Le président Rohani appelle à un changement radical dans le mode de gouvernement de l’Iran

Le président iranien Hassan Rohani a appelé à un changement majeur dans le mode de gouvernement de son pays, reconnaissant implicitement que la catastrophe de l’avion ukrainien abattu à Téhéran avait provoqué une crise de confiance envers les autorités.

Le Boeing 737 s’est écrasé il y a une semaine à Téhéran, faisant 176 morts, majoritairement des Iraniens et des Canadiens.
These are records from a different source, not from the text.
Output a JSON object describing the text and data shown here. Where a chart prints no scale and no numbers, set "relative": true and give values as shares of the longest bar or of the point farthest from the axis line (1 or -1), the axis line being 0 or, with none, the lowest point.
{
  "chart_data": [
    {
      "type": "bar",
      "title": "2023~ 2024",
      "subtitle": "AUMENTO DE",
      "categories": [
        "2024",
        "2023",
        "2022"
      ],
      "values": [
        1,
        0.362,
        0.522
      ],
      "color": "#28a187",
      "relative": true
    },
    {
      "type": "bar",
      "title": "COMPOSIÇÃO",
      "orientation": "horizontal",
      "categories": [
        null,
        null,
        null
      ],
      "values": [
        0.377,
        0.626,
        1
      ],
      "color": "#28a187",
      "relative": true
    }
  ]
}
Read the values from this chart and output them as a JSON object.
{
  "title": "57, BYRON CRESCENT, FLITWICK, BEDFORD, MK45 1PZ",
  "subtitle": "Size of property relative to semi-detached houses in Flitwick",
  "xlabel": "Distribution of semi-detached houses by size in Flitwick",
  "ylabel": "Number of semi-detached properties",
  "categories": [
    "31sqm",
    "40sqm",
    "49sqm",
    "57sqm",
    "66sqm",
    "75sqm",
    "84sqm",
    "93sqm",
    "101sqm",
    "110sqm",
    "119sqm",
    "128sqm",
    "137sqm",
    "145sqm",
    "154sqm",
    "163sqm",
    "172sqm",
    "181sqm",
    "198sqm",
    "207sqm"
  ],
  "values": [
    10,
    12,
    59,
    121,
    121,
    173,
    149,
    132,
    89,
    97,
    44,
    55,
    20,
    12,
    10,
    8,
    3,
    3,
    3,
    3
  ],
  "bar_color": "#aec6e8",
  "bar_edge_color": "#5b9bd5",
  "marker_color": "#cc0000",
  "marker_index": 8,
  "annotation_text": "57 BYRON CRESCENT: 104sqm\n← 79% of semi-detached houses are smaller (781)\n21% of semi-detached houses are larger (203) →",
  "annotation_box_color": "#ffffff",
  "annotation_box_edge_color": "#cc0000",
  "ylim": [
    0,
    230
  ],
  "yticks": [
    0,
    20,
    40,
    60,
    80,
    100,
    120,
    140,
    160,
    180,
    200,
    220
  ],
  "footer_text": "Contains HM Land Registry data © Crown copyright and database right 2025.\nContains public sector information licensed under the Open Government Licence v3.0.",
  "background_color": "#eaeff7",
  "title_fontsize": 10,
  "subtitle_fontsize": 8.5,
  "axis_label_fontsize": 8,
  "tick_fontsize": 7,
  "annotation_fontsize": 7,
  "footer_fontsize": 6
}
M. Rohani a appelé à l' »unité nationale », et même à la « réconciliation nationale », après que le retard pris par les autorités pour reconnaître leur responsabilité dans ce drame a entraîné des manifestations de colère et une vague d’indignation depuis samedi.

Faisant référence à une série d’événements « tragiques » survenus depuis début janvier – de l’élimination d’un important général iranien par Washington à la catastrophe « inacceptable » du vol Ukrainian Airlines -, M. Rohani a déclaré que cela devait aboutir « à une grande décision » au sein du système politique iranien.

« Et cette décision majeure », a-t-il ajouté, « est la réconciliation nationale ».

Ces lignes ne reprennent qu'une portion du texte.